Running is a more complicated movement than cycling in that it elicits more stretch on the muscle prior to contraction and there is more potential to capture mechanical energy in the elastic elements of tissue. However, although there has been long-standing interest in identifying the biomechanical and anatomical factors that allow one person compared with another to expend 30–40% less energy per kilogram of body to move at a given velocity, the aetiology of differences in running economy generally remain a mystery, and biomechanical descriptions of running are not good predictors of running economy (Kyröläinen et al. 2001; Williams, 2007).
Elite endurance runners typically possess a predominance of type I muscle fibres and it would seem logical that they are more mechanically efficient at the velocities of distance running (Costill et al. 1976; Fink et al. 1977; Bosco et al. 1987). However, running and walking economy has not often been highly correlated with a person's percentage of type I muscle fibres (Morgan & Craib, 1992; Hunter et al. 2005). This agrees with the idea that running economy reflects the interaction of numerous factors including muscle morphology, elastic elements and joint mechanics in the efficient transfer of ATP to running speed.
The extent to which cycling efficiency or running economy can be improved with training has also been of long-standing interest. Until recently, it was generally believed that cycling efficiency and running economy did not improve much with training (Moseley et al. 2004). At best, running economy might sometimes increase slightly over the course of 2 months when explosive-type weight training is added to an endurance training program (Paavolainen et al. 1999; Millet et al. 2002). However, the conclusion that efficiency does not change with training was based on cross-sectional comparisons of relatively small numbers of endurance athletes (Moseley et al. 2004).
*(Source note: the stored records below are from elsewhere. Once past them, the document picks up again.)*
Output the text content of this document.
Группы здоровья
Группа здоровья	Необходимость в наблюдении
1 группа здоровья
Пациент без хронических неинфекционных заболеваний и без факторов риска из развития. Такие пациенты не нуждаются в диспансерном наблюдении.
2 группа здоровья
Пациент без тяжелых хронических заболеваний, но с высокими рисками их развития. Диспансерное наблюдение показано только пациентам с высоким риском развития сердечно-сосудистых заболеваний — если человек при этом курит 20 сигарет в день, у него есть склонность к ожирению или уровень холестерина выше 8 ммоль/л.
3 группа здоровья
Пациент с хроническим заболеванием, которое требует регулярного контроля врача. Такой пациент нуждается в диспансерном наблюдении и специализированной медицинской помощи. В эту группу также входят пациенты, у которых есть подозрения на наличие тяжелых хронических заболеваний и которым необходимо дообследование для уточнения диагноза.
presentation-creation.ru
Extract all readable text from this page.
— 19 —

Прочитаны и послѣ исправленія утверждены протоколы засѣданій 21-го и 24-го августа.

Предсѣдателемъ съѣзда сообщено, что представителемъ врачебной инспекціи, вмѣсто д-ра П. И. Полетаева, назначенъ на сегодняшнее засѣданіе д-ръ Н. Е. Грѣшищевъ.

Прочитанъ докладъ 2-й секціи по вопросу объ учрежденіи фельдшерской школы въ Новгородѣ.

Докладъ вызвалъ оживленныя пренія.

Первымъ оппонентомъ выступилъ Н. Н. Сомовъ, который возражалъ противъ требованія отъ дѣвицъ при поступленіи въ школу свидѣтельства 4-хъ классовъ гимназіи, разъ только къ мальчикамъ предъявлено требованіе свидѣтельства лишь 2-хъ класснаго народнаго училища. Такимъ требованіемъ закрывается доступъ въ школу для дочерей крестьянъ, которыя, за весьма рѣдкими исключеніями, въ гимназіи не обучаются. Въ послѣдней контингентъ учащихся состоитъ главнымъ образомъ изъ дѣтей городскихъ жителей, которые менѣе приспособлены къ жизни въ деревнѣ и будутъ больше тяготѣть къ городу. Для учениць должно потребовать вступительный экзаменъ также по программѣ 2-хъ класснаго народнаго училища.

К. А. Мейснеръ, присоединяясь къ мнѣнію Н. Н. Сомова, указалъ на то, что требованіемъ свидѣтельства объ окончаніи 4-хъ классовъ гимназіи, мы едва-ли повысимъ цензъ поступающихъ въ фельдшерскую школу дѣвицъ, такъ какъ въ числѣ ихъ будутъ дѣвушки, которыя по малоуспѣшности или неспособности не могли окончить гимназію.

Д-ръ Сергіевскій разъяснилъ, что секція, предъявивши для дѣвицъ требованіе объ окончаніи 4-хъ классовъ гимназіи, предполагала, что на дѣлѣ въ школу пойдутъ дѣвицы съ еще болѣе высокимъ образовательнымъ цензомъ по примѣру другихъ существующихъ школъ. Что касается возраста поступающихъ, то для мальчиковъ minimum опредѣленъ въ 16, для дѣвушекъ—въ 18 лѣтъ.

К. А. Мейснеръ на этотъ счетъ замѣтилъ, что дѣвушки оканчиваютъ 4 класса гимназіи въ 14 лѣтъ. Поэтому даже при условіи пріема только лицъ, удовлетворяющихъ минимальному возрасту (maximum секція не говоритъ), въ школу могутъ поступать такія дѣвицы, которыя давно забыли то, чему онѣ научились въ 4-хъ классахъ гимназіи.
In this context, there are no comprehensive longitudinal data on groups of endurance athletes followed over several years to determine the trainability of cycling efficiency or running economy. However, there are at least two cases reporting that running economy can be improved over years of training in elite athletes (Conley et al. 1984; Jones, 2006). In fact, the current world record holder for the women's marathon displayed a remarkable 14% improvement in running economy over the course of 5 years of training (Jones, 2006). Furthermore, cycling efficiency was observed to increase 8% over the course of 7 years in an elite endurance cyclist (Coyle, 2005). In general, these case reports suggest that muscular efficiency and running economy might indeed improve with continued endurance training at a rate of approximately 1–3% per year. One possible contributing factor is that at least some of the fast myosin in endurance-trained muscle shifts to a different and perhaps more efficient isoform (Green et al. 1984). Additionally, in some models of extreme muscle use there can be a complete conversion of fast twitch to slow twitch muscle fibres, whether this occurs in elite athletes who train for two or more hours per day for many years is not known and it is further not known if such a shift would explain any improvements in efficiency that might occur with years of training (Pette, 2001).